The output of the P.E.R.F.:
[(<drosopyla.sequences.DNASequence object at 0x0000021B3B109780>, '<-')]

E.coli K-12 strand peptides encoding regions:
strand = 3' -> 5', start = 3737179, end = 3737203
baxL - MIKSDQET
DNA - ATGATTAAATCCGACCAGGAGACC

As it can be seen in the formatting step we have to post-process the output of P.E.R.F. mainly because of region coordinates that are depending on the location within strand. If the region is located on the main strand (5’ → 3’) than we are just returning the starting and ending indexes. If the region is located on the reversed strand we need convert the indexes of the region from the reversed complement to the forward complement as shown above.

Also in the same manner as with ProteinToRNA instance you can provide your new genetic code mapping amino acids to codon to the P.E.R.F.’s find function to find the encoding regions for peptides containing non-standard amino acids as shown below:

# Importing the Amino Acid to RNA codons mapper.
from drospyla.utils import AMINO_ACIDS2RNA
new_aa2rna = AMINO_ACIDS2RNA.copy()
new_aa2rna.update({"U" : "UGA", "O" : "UAG"})

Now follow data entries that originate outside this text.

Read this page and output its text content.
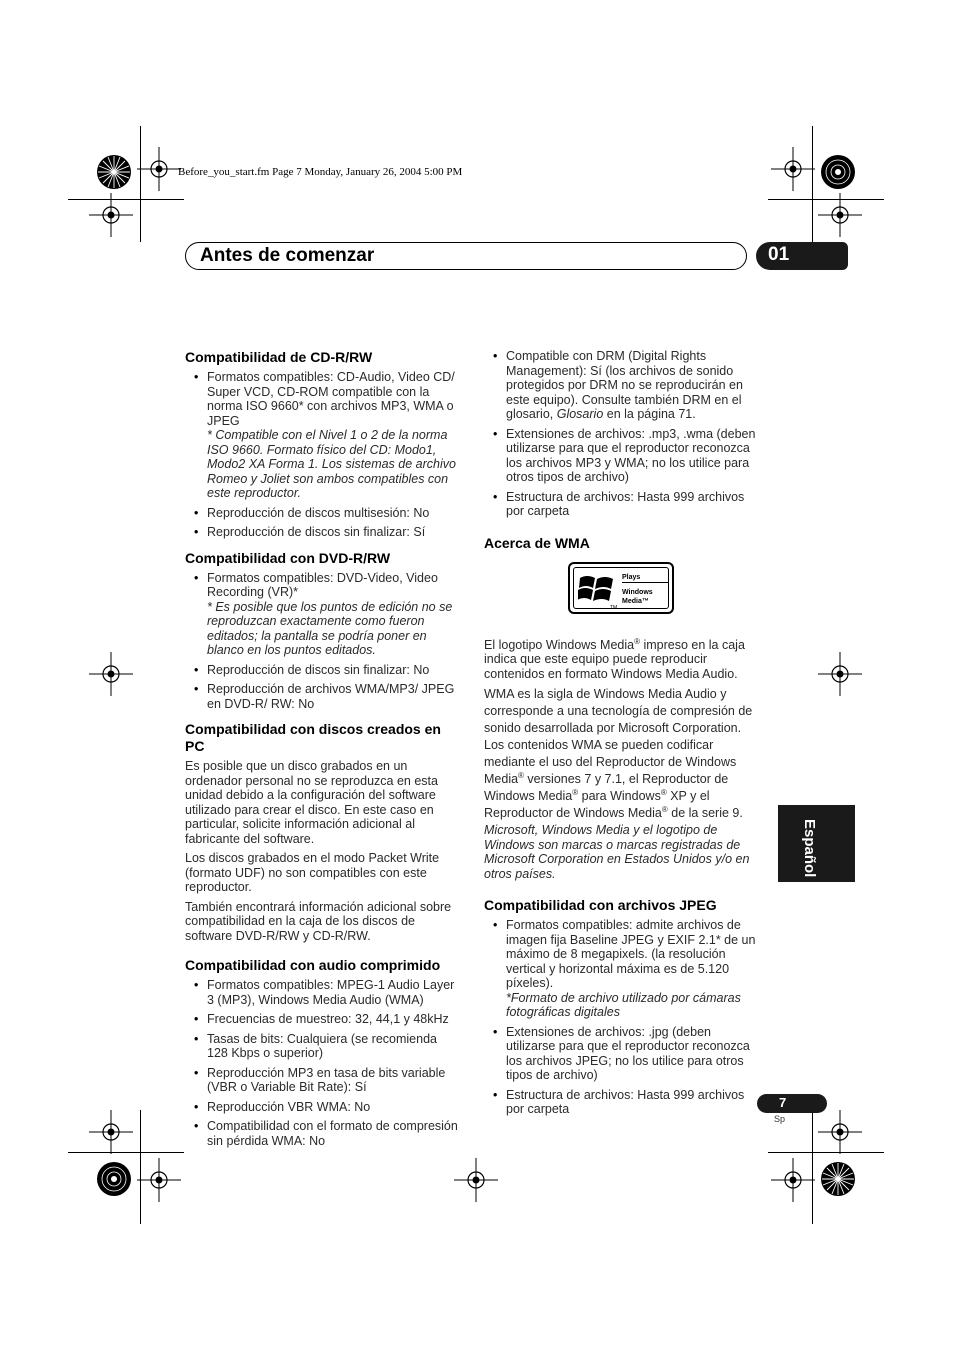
Before_you_start.fm Page 7 Monday, January 26, 2004 5:00 PM
Antes de comenzar	01
Compatibilidad de CD-R/RW
• Formatos compatibles: CD-Audio, Video CD/ Super VCD, CD-ROM compatible con la norma ISO 9660* con archivos MP3, WMA o JPEG
* Compatible con el Nivel 1 o 2 de la norma ISO 9660. Formato físico del CD: Modo1, Modo2 XA Forma 1. Los sistemas de archivo Romeo y Joliet son ambos compatibles con este reproductor.
• Reproducción de discos multisesión: No
• Reproducción de discos sin finalizar: Sí
Compatibilidad con DVD-R/RW
• Formatos compatibles: DVD-Video, Video Recording (VR)*
* Es posible que los puntos de edición no se reproduzcan exactamente como fueron editados; la pantalla se podría poner en blanco en los puntos editados.
• Reproducción de discos sin finalizar: No
• Reproducción de archivos WMA/MP3/ JPEG en DVD-R/ RW: No
Compatibilidad con discos creados en PC

Es posible que un disco grabados en un ordenador personal no se reproduzca en esta unidad debido a la configuración del software utilizado para crear el disco. En este caso en particular, solicite información adicional al fabricante del software.

Los discos grabados en el modo Packet Write (formato UDF) no son compatibles con este reproductor.

También encontrará información adicional sobre compatibilidad en la caja de los discos de software DVD-R/RW y CD-R/RW.

Compatibilidad con audio comprimido
• Formatos compatibles: MPEG-1 Audio Layer 3 (MP3), Windows Media Audio (WMA)
• Frecuencias de muestreo: 32, 44,1 y 48kHz
• Tasas de bits: Cualquiera (se recomienda 128 Kbps o superior)
• Reproducción MP3 en tasa de bits variable (VBR o Variable Bit Rate): Sí
• Reproducción VBR WMA: No
• Compatibilidad con el formato de compresión sin pérdida WMA: No
• Compatible con DRM (Digital Rights Management): Sí (los archivos de sonido protegidos por DRM no se reproducirán en este equipo). Consulte también DRM en el glosario, Glosario en la página 71.
• Extensiones de archivos: .mp3, .wma (deben utilizarse para que el reproductor reconozca los archivos MP3 y WMA; no los utilice para otros tipos de archivo)
• Estructura de archivos: Hasta 999 archivos por carpeta
Acerca de WMA
Plays
Windows Media™
TM

El logotipo Windows Media® impreso en la caja indica que este equipo puede reproducir contenidos en formato Windows Media Audio.

WMA es la sigla de Windows Media Audio y corresponde a una tecnología de compresión de sonido desarrollada por Microsoft Corporation. Los contenidos WMA se pueden codificar mediante el uso del Reproductor de Windows Media® versiones 7 y 7.1, el Reproductor de Windows Media® para Windows® XP y el Reproductor de Windows Media® de la serie 9.

Microsoft, Windows Media y el logotipo de Windows son marcas o marcas registradas de Microsoft Corporation en Estados Unidos y/o en otros países.

Compatibilidad con archivos JPEG
• Formatos compatibles: admite archivos de imagen fija Baseline JPEG y EXIF 2.1* de un máximo de 8 megapixels. (la resolución vertical y horizontal máxima es de 5.120 píxeles).
*Formato de archivo utilizado por cámaras fotográficas digitales
• Extensiones de archivos: .jpg (deben utilizarse para que el reproductor reconozca los archivos JPEG; no los utilice para otros tipos de archivo)
• Estructura de archivos: Hasta 999 archivos por carpeta
Español
7
Sp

# Getting all versions of RNA encoding the baxL
regions = perf.find(genome, baxL, aa_codon_mapper = new_aa2rna)

Conclusion

As shown above the modules from the drosopyla package is allowing to find regions encoding peptides in a genome that is DNA or RNA based with ease. Also it is possible to build on top of the package’s output beautiful formatted results with little additional work. You can integrate this modules in different pipelines and focus on the esthetic part of results. In one of the future articles we will see how is possible to create a pipeline mapping peptides identified from spectrums on a defined genome.